Monad evaluator with bind operator, not able to get what the syntax is about

I have the following:

module type MONAD_SIG =
  sig
    type 'a t
    val return : 'a -> 'a t
    val bind : 'a t -> ('a -> 'b t) -> 'b t
    val (>>=) : 'a t -> ('a -> 'b t) -> 'b t
  end

module IdMonad : MONAD_SIG = 
  struct
    type 'a t = Id of 'a
    let return v = Id v
    let bind (Id v) f = f v
    let (>>=) = bind (* always the case *)
  end
    
type term = Const of int | Div of term * term

let e1 = Div (Div (Const 1972, Const 2), Const 23)

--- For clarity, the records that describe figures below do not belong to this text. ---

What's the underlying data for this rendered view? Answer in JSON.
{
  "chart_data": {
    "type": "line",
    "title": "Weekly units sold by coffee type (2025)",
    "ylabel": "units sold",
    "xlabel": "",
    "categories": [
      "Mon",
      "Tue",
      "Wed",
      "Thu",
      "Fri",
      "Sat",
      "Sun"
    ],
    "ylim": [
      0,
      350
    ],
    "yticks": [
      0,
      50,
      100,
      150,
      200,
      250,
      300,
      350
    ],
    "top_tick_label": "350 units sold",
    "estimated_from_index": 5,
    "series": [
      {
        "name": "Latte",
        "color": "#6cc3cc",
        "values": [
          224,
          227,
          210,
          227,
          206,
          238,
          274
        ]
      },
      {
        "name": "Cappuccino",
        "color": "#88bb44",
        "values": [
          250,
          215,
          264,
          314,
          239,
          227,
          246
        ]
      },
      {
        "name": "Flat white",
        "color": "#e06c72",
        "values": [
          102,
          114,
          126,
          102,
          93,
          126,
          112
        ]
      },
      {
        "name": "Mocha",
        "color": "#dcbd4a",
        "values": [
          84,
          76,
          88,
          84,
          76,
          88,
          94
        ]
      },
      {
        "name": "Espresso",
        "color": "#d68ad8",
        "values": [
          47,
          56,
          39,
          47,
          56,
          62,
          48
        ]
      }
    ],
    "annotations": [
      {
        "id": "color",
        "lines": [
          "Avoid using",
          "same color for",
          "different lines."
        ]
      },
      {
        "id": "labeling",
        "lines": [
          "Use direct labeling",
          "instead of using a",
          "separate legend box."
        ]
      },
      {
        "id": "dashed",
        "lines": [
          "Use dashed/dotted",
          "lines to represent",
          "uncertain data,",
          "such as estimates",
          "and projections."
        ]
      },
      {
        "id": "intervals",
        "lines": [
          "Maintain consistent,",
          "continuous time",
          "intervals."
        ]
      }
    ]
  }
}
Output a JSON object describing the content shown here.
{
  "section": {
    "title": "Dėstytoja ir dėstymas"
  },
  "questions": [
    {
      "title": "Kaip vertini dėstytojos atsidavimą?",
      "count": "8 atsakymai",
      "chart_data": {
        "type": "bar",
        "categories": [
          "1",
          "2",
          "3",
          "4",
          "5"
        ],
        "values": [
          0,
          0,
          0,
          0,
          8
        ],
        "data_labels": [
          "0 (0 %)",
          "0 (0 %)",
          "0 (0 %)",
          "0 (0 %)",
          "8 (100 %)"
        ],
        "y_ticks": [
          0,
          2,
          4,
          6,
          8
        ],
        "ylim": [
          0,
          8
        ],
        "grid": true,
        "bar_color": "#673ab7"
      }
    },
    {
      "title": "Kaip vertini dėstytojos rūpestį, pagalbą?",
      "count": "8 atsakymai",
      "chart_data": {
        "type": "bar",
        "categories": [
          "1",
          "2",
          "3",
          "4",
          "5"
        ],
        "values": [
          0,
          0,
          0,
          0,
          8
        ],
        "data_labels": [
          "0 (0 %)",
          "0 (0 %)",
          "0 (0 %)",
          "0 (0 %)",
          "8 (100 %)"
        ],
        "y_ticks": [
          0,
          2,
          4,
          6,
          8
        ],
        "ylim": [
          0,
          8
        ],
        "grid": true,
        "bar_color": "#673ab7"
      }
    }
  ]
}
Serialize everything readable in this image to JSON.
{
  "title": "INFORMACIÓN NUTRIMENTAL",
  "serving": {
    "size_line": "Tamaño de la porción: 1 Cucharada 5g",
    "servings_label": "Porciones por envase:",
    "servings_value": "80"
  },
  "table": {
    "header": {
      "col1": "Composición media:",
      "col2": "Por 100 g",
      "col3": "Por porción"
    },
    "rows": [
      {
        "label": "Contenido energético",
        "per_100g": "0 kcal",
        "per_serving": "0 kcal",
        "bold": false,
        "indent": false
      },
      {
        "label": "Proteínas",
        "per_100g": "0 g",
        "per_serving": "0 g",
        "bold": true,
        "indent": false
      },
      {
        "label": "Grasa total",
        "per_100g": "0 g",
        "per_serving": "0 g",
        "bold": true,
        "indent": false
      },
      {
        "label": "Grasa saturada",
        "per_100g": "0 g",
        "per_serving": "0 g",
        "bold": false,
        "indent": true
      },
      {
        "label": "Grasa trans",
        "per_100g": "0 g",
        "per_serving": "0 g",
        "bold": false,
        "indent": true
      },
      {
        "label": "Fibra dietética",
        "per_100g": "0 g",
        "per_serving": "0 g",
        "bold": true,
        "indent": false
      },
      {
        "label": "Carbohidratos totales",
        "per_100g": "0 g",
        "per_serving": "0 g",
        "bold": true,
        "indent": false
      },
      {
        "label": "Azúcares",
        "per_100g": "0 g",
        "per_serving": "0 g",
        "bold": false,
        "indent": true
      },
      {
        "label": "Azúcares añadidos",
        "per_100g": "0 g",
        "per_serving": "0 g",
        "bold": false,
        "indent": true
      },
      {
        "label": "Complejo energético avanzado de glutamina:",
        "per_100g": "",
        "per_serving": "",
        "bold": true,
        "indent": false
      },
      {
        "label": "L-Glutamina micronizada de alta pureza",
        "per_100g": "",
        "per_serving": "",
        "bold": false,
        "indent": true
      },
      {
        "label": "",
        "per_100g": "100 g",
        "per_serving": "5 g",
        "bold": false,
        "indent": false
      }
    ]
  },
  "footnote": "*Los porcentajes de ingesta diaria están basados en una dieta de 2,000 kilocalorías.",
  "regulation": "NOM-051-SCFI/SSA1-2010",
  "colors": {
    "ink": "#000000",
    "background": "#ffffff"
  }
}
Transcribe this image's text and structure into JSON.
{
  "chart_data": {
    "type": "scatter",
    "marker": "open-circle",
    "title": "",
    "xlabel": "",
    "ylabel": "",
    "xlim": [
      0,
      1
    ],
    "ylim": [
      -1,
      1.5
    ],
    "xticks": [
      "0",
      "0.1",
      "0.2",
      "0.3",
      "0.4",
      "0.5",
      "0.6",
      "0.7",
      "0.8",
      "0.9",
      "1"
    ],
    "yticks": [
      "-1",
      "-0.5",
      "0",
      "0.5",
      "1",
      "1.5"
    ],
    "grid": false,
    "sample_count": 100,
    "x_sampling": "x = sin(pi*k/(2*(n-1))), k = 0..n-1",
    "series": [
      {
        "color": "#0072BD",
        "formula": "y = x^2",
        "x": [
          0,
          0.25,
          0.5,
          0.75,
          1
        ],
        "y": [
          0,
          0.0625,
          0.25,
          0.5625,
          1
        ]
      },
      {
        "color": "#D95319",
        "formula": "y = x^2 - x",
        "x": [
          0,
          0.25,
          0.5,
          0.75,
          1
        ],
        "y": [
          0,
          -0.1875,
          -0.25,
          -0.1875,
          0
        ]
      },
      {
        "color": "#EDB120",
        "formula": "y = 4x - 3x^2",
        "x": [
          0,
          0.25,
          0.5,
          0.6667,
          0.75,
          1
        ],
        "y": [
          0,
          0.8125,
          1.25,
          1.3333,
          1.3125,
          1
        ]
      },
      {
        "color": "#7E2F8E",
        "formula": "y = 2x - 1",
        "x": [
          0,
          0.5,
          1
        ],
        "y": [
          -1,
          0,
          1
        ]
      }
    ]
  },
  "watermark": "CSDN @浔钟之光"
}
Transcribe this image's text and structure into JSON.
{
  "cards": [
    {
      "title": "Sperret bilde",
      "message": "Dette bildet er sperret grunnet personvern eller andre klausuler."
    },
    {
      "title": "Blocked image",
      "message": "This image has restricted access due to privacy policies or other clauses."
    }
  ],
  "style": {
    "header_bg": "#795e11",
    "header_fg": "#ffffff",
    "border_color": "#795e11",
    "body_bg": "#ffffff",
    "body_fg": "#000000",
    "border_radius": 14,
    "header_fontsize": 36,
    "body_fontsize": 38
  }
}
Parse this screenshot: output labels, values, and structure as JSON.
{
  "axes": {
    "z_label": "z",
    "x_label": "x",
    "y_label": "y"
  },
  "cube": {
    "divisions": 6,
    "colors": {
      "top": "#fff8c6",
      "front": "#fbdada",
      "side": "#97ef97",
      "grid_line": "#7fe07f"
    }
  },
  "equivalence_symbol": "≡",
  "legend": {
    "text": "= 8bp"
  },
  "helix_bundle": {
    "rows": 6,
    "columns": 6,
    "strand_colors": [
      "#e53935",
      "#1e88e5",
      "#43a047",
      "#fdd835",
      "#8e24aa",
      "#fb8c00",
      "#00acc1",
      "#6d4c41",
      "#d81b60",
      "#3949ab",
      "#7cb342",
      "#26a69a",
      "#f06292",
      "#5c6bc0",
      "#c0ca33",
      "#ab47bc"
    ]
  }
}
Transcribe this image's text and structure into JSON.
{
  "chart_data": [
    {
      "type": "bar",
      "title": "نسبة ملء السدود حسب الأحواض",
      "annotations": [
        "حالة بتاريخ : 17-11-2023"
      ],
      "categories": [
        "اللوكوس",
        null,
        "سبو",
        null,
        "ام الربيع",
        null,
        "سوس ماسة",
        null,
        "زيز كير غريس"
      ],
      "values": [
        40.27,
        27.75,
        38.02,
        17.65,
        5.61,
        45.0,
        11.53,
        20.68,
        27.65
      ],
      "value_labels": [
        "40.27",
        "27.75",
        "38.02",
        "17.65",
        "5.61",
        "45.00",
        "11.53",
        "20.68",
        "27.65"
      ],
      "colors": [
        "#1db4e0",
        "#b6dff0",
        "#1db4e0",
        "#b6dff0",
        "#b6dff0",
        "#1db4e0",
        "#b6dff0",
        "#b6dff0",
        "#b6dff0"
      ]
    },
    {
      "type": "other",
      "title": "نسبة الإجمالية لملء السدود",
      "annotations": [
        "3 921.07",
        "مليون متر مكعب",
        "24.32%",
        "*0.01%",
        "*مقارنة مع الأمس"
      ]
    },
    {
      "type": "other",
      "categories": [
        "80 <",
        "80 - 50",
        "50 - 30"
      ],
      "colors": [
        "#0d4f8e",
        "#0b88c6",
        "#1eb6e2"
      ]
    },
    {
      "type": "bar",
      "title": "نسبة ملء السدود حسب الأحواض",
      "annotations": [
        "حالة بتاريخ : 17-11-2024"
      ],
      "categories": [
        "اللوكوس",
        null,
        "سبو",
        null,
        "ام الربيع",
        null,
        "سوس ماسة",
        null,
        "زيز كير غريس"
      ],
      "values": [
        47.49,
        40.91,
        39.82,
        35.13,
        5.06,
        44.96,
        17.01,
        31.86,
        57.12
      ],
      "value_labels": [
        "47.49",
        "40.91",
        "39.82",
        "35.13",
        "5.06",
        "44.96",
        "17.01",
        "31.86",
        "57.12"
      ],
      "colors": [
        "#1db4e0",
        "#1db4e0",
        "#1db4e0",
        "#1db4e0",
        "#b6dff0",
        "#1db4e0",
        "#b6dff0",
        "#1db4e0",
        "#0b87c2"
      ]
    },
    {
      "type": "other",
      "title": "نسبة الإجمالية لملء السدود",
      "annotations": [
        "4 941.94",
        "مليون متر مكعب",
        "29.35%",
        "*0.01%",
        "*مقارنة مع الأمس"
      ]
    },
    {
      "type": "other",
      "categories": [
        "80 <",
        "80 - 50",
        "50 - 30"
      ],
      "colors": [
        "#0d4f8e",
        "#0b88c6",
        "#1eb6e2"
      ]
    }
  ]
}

let e2 = Div (Const 1, Const 0)

module EvalIdMonad = struct
  include IdMonad

  let divM a b = return (a / b) (* will be different for each monad; type ?? *)

  let evalM t = (* will be the same across all monads; type ?? *)
    let rec evalMrec t = 
      match t with
    | Const c -> return c
    | Div(a,b) -> evalMrec a >>= fun n -> evalMrec b >>= fun d -> divM n d
  in evalMrec t
end

let _ = EvalIdMonad.evalM e1

This: evalMrec a >>= fun n -> evalMrec b >>= fun d -> divM n d I have trouble understanding what it means or how it evaluates given that there is no parenthesis at least to illustrate.

What I get is that, first let's assume we reach the recursive basis and we have this: return c >>= fun n -> return c' >>= fun d -> divM n d, how this will work? My guess is that we go innermost first, so, return c' >>= fun d -> divM n d evaluates first, and we get divM n c' and then return c >>= fun n -> divM n c' will return divM c c', is that correct?

Also, can you illustrate how monad is helping here?

Solution

Since the monad that you are using is the identity monad, it is not helping in any way, it is just a layer of syntactic boilerplate. In particular, >>= is just a version of |> (left-to-right) function evaluation that destructure the Id _ constructor on this left side

evalMrec a >>= fun n -> evalMrec b >>= fun d -> divM n d

reads

evalMrec a |> (fun (Id n) ->
  evalMrec b |> (fun (Id d) ->
    divM n d
  )
)

which can be rewritten using let as

let Id n = evalMRec a in
let Id d = evalMRec b in
divM n d

Presumably, this is just an intermediary step in your textbook/homework before moving to more interesting examples. But you should not spend too much time trying to find deep meaning, at this point there are none.

Similarly

return c >>= fun n -> return c' >>= fun d -> divM n d

reads

(return c) >>= (fun n -> return c' >>= fun d -> divM n d)

and like any operators both sides of the operators are evaluated before the operator is applied to the results.